Oklo y nuscale: el nuclear de próxima generación se hunde en el mercado
El optimismo inicial sobre Oklo y NuScale, dos nombres que prometían revolucionar el sector energético con sus tecnologías nucleares, ha quedado en evidencia. El entusiasmo se ha evaporado, dejando a ambas compañías con una realidad mucho más sombría: un desarrollo que se arrastra a un ritmo glacial, lejos de la comercialización anticipada.

Un camino lleno de retrasos y dificultades
Ambas empresas, a pesar de anuncios grandilocuentes y proyectos que parecen avanzar a trompicones, se enfrentan a la misma paradoja: una inmensa capacidad de mercado, avalada por un capital de riesgo considerable, contrastando con una trayectoria de desarrollo que se estanca. Oklo, con su reactor Groves Isotope Test, sigue en fase de pruebas, mientras que NuScale, con sus Small Modular Reactors (SMR), aún no logra concretar acuerdos comerciales, a pesar de la aprobación inicial de la NRC.
Si bien Oklo celebra la entrada en fase de pruebas de su reactor en Texas y el reciente acuerdo de suministro de combustible nuclear en Illinois, la realidad es que la comercialización sigue siendo un objetivo lejano. Las estimaciones de ingresos de tan solo 1.1 millones de dólares este año y 5.7 millones en 2027, frente a un capital de mercado de casi 7 mil millones de dólares, sugieren una valoración excesivamente optimista. La compañía se apoya en nuevas emisiones de capital, lo que agrava aún más la situación.
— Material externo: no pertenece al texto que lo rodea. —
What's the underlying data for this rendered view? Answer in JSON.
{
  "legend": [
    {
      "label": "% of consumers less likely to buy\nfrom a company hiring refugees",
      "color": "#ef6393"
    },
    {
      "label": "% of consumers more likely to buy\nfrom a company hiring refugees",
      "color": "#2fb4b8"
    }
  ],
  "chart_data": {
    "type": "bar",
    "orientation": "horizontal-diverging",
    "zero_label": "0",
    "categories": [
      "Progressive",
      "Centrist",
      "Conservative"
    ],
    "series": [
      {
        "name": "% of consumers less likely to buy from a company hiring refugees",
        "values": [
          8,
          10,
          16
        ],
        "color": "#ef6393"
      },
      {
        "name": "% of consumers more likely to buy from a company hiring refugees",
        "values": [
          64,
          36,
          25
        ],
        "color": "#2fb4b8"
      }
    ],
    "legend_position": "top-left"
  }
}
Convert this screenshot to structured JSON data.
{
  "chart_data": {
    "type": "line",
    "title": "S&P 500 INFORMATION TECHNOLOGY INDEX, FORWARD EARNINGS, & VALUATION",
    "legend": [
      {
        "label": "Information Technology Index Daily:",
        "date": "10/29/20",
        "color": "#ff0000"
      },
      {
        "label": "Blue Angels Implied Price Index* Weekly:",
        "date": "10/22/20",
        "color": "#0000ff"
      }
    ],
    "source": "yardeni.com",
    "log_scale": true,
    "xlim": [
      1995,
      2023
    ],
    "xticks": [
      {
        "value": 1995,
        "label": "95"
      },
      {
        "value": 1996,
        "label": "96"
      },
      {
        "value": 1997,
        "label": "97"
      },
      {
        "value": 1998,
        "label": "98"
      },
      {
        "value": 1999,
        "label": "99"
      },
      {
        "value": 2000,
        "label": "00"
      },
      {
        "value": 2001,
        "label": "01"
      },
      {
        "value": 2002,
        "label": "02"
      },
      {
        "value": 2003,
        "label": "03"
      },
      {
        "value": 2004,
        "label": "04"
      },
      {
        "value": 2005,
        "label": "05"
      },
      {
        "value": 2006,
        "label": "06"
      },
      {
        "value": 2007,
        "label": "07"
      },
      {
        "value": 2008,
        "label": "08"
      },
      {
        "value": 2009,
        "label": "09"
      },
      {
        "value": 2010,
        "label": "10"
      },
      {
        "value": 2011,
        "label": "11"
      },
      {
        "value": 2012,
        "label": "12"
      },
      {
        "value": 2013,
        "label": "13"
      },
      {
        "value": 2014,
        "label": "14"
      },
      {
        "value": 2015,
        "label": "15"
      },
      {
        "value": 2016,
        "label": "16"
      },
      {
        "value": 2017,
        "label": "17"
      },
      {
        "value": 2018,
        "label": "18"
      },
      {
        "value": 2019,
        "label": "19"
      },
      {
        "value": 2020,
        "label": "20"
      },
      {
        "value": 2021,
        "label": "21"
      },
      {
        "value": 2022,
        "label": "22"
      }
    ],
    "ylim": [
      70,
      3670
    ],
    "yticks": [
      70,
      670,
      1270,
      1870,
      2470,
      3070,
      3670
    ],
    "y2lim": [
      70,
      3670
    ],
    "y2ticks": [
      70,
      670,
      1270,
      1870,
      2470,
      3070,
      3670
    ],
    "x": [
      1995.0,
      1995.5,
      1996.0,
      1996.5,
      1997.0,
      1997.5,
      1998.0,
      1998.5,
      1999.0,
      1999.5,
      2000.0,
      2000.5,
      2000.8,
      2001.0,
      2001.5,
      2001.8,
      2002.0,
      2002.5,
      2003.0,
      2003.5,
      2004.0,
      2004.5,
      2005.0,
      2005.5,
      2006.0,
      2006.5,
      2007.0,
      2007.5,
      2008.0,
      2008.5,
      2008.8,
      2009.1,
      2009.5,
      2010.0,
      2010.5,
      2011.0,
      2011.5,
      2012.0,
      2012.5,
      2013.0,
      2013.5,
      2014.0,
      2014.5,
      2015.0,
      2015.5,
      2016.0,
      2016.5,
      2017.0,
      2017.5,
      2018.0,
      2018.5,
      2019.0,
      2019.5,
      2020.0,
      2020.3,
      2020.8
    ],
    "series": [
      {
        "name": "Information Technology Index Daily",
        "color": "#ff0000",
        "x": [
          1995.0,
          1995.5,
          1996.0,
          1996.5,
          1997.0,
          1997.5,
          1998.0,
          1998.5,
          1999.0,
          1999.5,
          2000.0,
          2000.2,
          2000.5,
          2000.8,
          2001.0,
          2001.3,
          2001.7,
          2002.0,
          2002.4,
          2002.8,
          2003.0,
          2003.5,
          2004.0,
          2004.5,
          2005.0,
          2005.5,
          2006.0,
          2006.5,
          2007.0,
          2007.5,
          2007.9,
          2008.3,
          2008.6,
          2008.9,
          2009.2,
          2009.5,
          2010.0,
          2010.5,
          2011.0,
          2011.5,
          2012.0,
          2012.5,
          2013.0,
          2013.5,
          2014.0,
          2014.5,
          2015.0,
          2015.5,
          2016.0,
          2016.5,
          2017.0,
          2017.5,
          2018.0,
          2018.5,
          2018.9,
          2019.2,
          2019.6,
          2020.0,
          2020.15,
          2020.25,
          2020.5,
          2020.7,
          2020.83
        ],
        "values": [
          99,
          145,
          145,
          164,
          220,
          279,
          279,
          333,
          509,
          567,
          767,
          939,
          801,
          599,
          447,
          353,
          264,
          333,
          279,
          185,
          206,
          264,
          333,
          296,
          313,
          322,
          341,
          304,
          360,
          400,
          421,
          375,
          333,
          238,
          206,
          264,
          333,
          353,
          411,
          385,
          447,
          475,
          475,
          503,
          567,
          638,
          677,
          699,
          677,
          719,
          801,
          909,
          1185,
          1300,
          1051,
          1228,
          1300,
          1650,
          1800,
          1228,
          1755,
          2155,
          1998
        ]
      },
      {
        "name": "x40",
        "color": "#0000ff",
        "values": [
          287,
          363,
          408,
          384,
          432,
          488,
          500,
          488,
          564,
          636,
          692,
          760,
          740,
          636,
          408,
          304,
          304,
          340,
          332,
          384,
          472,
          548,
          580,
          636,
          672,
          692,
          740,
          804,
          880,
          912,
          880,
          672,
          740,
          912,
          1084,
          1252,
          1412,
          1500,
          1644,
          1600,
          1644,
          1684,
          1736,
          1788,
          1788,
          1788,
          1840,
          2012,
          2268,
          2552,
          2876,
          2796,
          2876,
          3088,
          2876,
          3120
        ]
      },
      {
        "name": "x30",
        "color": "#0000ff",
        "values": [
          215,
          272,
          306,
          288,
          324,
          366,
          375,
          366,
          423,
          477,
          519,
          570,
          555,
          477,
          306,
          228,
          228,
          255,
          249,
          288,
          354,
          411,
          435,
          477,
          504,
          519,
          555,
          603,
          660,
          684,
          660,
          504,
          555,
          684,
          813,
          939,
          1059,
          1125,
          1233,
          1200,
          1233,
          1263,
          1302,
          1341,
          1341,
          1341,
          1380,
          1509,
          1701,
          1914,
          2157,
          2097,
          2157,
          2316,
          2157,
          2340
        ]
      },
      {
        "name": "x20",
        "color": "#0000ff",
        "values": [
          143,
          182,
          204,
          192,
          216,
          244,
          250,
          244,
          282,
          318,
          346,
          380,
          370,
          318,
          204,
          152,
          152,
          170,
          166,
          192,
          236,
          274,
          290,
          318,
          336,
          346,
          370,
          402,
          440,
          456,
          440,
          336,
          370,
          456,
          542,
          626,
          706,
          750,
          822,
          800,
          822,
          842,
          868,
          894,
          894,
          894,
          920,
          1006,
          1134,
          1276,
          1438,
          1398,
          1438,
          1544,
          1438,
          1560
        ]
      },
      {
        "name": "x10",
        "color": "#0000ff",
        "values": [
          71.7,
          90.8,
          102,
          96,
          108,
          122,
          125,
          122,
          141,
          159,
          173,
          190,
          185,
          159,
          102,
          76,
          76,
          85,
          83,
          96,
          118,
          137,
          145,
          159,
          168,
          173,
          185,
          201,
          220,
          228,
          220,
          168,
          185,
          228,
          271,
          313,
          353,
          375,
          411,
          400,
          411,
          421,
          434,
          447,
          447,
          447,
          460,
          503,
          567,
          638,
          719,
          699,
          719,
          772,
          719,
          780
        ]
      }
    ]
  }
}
NuScale, por su parte, ha visto desplomarse su valor en bolsa, cayendo un alarmante 84% en el último año. Aunque la NRC ha dado luz verde a sus SMR, la implementación comercial sigue siendo incierta, con la mayoría de los proyectos aún en fase de negociación. Con un capital de mercado de 2.6 mil millones de dólares, la empresa se enfrenta a un desafío similar: justificar una inversión tan elevada en una tecnología que aún no ha demostrado su viabilidad a gran escala.
Ambas compañías, en esencia, se encuentran atrapadas en una espiral de inversión y retraso. Mientras que Oklo consume cientos de millones de dólares en efectivo cada trimestre, dependiendo de la financiación externa, NuScale también se ve presionada por la necesidad de liquidez y la dilución de sus accionistas. La promesa de energía nuclear limpia y escalable se ve, por ahora, eclipsada por la realidad de un mercado cauteloso y de una ejecución deficiente.
La inversión en estas empresas, por tanto, no es un camino seguro hacia el futuro energético. Es una apuesta audaz, pero hasta que se demuestre una capacidad real de producción y comercialización, es preferible mantener la prudencia.